When compared to many countries in Southeast Asia, Thailand is a great place to begin with given that property rules and laws are quite well-established, so it is safe for investment. Not only that, Thailand is also one of the most touristic destinations among its neighbouring countries in the region. Tourists from Europe, America and Australia surely know about Thailand, and the properties here can potentially attract investment from these people. Return on investment (ROI) of property in Thailand is also comparatively high compared to the rest of the region.
While PropTech might not be the most interesting field for VCs at the moment, there are many rising PropTech startups out there determining to solve small problems in the niche market. Asia-Pacific (APAC) transaction volumes in the real estate market is forecasted to grow five percent, reaching US$135 to US$140 billion by end of 2018 and will be largely driven by continued momentum in core markets and increased interest in the region’s developing market, according to property services firm Jones Lang Laselle (JLL). PropTech market has infinite opportunities and so much can be done. In 5 years’ time, there will definitely be more companies looking into PropTech space.
Another reason for the seemingly unpopular funding in this field is that PropTech is often related to FinTech - there is a lot of overlapping. Even BitofProperty is considered a mixture of FinTech and PropTech. The overlapping and generic categorization might lead to different figures on statistics.
JLL PropTech Report 2018
The first wave is in the digital disruption of property leasing and brokerage business. The question is how technology can add value to the existing way of leasing and selling of properties, and how it can eliminate the “middle-man” (agents) while boosting efficiency in the transaction of property market.
The second wave is property management, which has already starting to emerge. A lot of startups and companies are coming in to change the way we manage properties. For instance, crowdfunding for properties has started since 2013, and has continued to grow.
The third wave is in project development, more specifically of how 3D, virtual reality (VR) and augmented reality (AR) technology come into play. 3D and VR are tailored more to help architects, brokers and buyers to better visualize a property, while AR is used to enhance customer experience and facilitate interiors customization. These technologies are also there to extensively help with the visualization of the building during the construction process, allowing an inside-out viewing.

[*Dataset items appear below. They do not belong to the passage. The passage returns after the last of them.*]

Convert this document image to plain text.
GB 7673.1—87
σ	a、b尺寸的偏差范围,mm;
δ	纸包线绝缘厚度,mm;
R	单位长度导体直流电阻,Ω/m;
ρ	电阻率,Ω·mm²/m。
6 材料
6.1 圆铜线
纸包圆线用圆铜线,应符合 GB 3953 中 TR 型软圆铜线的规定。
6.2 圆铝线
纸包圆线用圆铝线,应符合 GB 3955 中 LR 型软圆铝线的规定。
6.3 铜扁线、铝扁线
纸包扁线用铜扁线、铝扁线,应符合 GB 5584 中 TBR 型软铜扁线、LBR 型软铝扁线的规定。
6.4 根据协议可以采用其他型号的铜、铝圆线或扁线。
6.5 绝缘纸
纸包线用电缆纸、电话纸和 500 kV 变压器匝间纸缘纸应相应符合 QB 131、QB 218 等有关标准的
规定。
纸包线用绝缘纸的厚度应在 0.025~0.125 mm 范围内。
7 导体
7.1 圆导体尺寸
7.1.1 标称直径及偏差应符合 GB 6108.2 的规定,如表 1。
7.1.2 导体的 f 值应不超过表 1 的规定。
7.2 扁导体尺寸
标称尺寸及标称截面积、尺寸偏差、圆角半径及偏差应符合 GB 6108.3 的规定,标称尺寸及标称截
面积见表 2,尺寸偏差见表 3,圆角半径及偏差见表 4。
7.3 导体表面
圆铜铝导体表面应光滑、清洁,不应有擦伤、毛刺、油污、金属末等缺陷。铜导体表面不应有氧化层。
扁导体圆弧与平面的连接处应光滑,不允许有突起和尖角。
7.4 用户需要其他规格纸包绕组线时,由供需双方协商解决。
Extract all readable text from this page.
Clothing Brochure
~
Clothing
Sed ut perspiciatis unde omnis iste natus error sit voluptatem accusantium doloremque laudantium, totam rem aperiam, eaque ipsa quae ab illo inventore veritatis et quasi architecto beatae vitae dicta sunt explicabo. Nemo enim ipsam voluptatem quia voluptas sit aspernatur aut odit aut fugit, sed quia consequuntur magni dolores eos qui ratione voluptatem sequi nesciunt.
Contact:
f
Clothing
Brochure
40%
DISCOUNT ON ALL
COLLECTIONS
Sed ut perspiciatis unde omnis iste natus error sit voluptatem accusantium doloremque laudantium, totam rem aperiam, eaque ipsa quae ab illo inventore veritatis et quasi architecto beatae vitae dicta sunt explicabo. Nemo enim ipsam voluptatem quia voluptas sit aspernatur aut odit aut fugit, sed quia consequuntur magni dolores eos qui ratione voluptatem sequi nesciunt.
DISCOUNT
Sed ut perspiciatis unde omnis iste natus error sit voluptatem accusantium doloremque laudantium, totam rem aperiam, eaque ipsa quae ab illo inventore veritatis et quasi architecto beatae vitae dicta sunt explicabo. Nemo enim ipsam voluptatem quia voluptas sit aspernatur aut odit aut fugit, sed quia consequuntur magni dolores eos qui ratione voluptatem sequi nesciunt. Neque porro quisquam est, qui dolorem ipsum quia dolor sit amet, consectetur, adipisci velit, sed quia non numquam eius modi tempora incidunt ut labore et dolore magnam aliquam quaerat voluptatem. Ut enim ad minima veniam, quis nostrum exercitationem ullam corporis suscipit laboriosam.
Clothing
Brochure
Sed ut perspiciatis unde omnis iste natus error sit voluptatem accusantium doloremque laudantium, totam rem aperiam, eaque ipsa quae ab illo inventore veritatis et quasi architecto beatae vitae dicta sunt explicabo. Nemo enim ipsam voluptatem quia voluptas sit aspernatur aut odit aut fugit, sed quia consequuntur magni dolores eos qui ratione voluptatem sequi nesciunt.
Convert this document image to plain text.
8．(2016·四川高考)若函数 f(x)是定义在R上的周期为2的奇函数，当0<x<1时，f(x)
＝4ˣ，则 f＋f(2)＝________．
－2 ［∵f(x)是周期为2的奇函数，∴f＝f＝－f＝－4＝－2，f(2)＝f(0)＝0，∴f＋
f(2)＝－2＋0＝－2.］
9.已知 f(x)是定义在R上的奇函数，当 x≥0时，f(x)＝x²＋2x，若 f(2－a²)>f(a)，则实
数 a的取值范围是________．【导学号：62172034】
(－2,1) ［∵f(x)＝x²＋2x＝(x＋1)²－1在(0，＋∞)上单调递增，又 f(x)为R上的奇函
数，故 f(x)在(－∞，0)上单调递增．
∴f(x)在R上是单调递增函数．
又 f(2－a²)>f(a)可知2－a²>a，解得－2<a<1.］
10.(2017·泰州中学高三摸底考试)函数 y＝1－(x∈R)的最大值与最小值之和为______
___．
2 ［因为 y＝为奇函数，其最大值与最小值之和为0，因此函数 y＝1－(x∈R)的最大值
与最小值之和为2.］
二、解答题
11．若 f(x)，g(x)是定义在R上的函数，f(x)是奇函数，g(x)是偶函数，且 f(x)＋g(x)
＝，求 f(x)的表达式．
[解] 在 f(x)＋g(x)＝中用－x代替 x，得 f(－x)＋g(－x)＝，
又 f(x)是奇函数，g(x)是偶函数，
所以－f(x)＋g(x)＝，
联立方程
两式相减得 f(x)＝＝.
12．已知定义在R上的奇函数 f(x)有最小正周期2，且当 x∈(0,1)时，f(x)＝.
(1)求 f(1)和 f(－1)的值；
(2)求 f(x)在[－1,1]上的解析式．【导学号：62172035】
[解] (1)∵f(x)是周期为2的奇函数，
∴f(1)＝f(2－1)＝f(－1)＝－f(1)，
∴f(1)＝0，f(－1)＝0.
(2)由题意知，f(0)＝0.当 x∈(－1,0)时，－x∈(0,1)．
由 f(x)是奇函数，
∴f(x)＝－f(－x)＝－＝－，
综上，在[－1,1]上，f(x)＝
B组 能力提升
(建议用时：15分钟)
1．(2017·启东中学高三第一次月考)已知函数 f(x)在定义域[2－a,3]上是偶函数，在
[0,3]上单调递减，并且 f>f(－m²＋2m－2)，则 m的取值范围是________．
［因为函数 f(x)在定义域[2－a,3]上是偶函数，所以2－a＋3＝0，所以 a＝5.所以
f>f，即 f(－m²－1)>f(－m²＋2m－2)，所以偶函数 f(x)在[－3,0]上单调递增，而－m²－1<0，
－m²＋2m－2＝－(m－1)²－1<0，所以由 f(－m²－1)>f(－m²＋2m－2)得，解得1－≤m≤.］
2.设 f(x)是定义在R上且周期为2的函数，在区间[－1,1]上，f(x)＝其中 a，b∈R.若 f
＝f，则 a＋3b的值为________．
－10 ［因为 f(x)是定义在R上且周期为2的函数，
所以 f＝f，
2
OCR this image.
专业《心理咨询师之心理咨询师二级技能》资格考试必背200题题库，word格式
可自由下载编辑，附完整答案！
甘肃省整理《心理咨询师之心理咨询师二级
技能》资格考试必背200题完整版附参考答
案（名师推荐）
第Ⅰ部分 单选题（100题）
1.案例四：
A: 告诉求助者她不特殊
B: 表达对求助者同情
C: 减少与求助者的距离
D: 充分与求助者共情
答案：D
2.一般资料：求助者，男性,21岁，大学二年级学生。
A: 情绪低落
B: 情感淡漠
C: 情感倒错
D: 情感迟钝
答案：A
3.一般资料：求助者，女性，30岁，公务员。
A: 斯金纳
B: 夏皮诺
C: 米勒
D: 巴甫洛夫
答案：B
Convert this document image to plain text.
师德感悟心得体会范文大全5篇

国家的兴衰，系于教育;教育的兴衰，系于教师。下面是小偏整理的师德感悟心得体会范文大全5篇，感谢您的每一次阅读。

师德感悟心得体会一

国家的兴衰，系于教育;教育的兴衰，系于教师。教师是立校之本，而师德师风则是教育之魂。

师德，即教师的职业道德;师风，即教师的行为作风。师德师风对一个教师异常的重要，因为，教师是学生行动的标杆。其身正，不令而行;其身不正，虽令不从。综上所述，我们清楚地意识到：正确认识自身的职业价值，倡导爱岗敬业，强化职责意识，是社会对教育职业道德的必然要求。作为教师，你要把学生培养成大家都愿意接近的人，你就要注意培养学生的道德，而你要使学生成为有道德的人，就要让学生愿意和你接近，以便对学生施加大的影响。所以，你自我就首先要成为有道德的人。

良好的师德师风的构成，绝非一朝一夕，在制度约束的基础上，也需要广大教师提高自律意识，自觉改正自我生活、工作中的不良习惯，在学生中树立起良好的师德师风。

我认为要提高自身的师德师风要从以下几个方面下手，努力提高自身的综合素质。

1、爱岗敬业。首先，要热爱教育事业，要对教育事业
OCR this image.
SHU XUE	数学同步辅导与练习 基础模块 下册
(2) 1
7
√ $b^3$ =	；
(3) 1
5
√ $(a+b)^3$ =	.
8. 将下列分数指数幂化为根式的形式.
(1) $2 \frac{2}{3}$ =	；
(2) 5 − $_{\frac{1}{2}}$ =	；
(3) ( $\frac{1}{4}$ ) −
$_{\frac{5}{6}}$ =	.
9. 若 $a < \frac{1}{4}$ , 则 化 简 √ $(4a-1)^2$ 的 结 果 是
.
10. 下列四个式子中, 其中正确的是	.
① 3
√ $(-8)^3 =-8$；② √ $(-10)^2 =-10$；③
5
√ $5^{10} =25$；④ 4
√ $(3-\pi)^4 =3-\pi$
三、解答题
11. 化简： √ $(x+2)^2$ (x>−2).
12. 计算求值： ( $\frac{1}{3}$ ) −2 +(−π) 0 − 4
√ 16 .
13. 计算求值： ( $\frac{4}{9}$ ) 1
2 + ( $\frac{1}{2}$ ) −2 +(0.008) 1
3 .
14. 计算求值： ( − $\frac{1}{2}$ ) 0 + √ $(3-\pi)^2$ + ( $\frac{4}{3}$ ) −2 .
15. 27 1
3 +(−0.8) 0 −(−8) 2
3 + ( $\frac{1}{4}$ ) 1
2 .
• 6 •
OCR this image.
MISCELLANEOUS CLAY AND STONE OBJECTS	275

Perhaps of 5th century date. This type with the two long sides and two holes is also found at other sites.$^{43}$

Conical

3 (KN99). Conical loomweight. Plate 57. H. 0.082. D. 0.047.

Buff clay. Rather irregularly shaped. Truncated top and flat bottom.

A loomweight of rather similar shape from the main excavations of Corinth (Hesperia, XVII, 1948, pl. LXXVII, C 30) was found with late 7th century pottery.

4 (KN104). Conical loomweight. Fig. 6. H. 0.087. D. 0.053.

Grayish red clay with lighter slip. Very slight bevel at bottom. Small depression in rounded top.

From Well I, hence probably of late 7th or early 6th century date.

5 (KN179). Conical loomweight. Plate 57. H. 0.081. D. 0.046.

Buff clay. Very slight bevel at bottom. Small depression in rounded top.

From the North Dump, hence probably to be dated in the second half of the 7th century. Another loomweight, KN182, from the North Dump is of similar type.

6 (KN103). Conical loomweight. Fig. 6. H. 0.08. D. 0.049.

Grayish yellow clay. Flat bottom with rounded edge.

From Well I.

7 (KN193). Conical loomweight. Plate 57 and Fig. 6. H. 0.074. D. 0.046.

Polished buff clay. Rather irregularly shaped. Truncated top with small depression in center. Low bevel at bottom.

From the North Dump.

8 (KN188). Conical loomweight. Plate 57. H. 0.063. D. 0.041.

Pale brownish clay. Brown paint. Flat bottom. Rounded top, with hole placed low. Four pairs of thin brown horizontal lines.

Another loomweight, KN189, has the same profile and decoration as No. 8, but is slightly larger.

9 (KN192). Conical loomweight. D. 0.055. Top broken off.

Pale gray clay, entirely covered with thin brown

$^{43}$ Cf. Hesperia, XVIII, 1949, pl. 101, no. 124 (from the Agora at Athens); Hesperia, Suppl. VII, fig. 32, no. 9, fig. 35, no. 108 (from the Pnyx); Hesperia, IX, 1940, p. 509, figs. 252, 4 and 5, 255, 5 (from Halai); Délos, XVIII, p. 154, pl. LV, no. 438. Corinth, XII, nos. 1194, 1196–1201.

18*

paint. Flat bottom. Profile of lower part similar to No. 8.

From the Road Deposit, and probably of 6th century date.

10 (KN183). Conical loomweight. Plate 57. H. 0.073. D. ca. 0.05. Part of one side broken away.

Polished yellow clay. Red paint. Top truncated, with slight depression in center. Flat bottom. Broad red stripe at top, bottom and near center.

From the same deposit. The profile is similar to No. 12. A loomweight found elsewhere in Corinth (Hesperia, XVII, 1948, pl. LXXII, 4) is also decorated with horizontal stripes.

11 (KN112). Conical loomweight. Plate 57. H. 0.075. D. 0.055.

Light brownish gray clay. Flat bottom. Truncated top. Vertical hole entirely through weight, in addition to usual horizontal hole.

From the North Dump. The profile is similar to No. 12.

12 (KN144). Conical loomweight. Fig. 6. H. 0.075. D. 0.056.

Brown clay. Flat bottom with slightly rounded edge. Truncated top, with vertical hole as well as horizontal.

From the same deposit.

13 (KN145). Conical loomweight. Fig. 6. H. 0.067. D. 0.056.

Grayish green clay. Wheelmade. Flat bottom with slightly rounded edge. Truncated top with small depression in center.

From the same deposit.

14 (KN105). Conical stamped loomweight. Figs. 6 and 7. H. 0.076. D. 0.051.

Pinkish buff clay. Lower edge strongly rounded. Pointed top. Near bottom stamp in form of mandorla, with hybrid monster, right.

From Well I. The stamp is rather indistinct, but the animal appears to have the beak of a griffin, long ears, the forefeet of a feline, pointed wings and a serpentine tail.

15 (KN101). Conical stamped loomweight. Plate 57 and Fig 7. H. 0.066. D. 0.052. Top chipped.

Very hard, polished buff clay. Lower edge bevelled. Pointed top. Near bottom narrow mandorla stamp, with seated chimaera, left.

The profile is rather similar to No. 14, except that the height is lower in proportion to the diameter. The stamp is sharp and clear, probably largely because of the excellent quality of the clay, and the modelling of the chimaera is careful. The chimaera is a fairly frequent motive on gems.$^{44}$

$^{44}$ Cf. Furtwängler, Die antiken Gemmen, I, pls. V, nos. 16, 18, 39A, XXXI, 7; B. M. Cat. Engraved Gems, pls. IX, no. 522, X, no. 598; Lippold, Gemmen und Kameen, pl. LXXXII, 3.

There is so much that can be done in this space. The property industry will be more digitalized in many areas, starting from buying and selling, user experience (3D and VR), to construction development and property design. The role of real estate agent and broker will change and have less impact on the society. It will be more about user engagement. Even in construction, the process will change as architects and construction companies utilize technology to disrupt the traditional processes.
Earlier this year, BitofProperty has closed seed round financing with lead investor, LIFULL Co, a Japanese real estate company, following a pre-seed round led by Spaze Ventures, a Singapore-based start-up incubator. Currently with Japanese and Estonian properties on their platform, they are looking to add Bangkok property in early 2019.